Evaluate the model on a batch from the given dataset.

Parameters:

dataset (experiments.Dataset or None, optional) – Dataset to sample from. None uses the default testset.
criterion (experiments.Criterion or None, optional) – Criterion function. None uses the default criterion.
Returns
-------
torch.Tensor – Mean criterion value over the sampled batch.

get()¶

Get a reference to the flat parameter vector.

Returns:¶

torch.Tensor: Flat parameter tensor. Future calls to set() will modify it in place.

get_gradient()¶

Get (or create) the flat gradient vector.

Returns:¶

torch.Tensor: Flat gradient tensor.
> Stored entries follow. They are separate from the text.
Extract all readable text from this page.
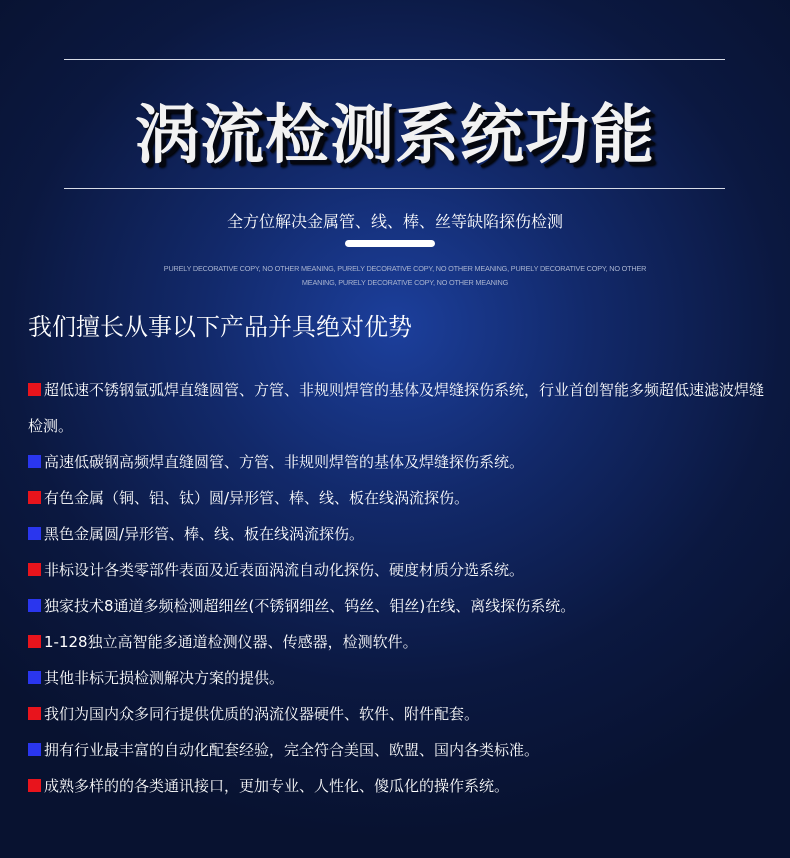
涡流检测系统功能
全方位解决金属管、线、棒、丝等缺陷探伤检测
PURELY DECORATIVE COPY, NO OTHER MEANING, PURELY DECORATIVE COPY, NO OTHER MEANING, PURELY DECORATIVE COPY, NO OTHER MEANING, PURELY DECORATIVE COPY, NO OTHER MEANING
我们擅长从事以下产品并具绝对优势
超低速不锈钢氩弧焊直缝圆管、方管、非规则焊管的基体及焊缝探伤系统，行业首创智能多频超低速滤波焊缝检测。
高速低碳钢高频焊直缝圆管、方管、非规则焊管的基体及焊缝探伤系统。
有色金属（铜、铝、钛）圆/异形管、棒、线、板在线涡流探伤。
黑色金属圆/异形管、棒、线、板在线涡流探伤。
非标设计各类零部件表面及近表面涡流自动化探伤、硬度材质分选系统。
独家技术8通道多频检测超细丝(不锈钢细丝、钨丝、钼丝)在线、离线探伤系统。
1-128独立高智能多通道检测仪器、传感器，检测软件。
其他非标无损检测解决方案的提供。
我们为国内众多同行提供优质的涡流仪器硬件、软件、附件配套。
拥有行业最丰富的自动化配套经验，完全符合美国、欧盟、国内各类标准。
成熟多样的的各类通讯接口，更加专业、人性化、傻瓜化的操作系统。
Future calls to set_gradient() will modify it in place.

loss(dataset=None, loss=None, training=None)¶

Estimate loss on a batch from the given dataset.

Parameters:

dataset (experiments.Dataset or None, optional) – Dataset to sample from. None uses the default trainset.
loss (experiments.Loss or None, optional) – Loss function. None uses the default loss.
training (bool or None, optional) – Whether this is a training run. None guesses from torch.is_grad_enabled().
Returns
-------
torch.Tensor – Scalar loss value.

run(data, training=False)¶

Forward pass through the model.

Parameters:

data (torch.Tensor) – Input tensor.
training (bool, optional) – Whether to use training mode (enables dropout, batch-norm updates, etc.). Defaults to evaluation mode.
Returns
-------
torch.Tensor – Model output.

set(params, relink=None)¶

Overwrite parameters with the given flat vector.

Parameters:

params (torch.Tensor) – New flat parameter vector.
relink (bool or None, optional) – Whether to relink instead of copying. None uses the configuration default.

set_gradient(gradient, relink=None)¶

Overwrite the gradient with the given flat vector.

Parameters:

gradient (torch.Tensor) – New flat gradient.
relink (bool or None, optional) – Whether to relink instead of copying. None uses the configuration default.

update(gradient, optimizer=None, relink=None)¶

Update parameters using the given gradient and optimizer.

Parameters:

gradient (torch.Tensor) – Flat gradient to apply.
optimizer (experiments.Optimizer or None, optional) – Optimizer wrapper. None uses the default optimizer.
relink (bool or None, optional) – Whether to relink the gradient. None uses the configuration default.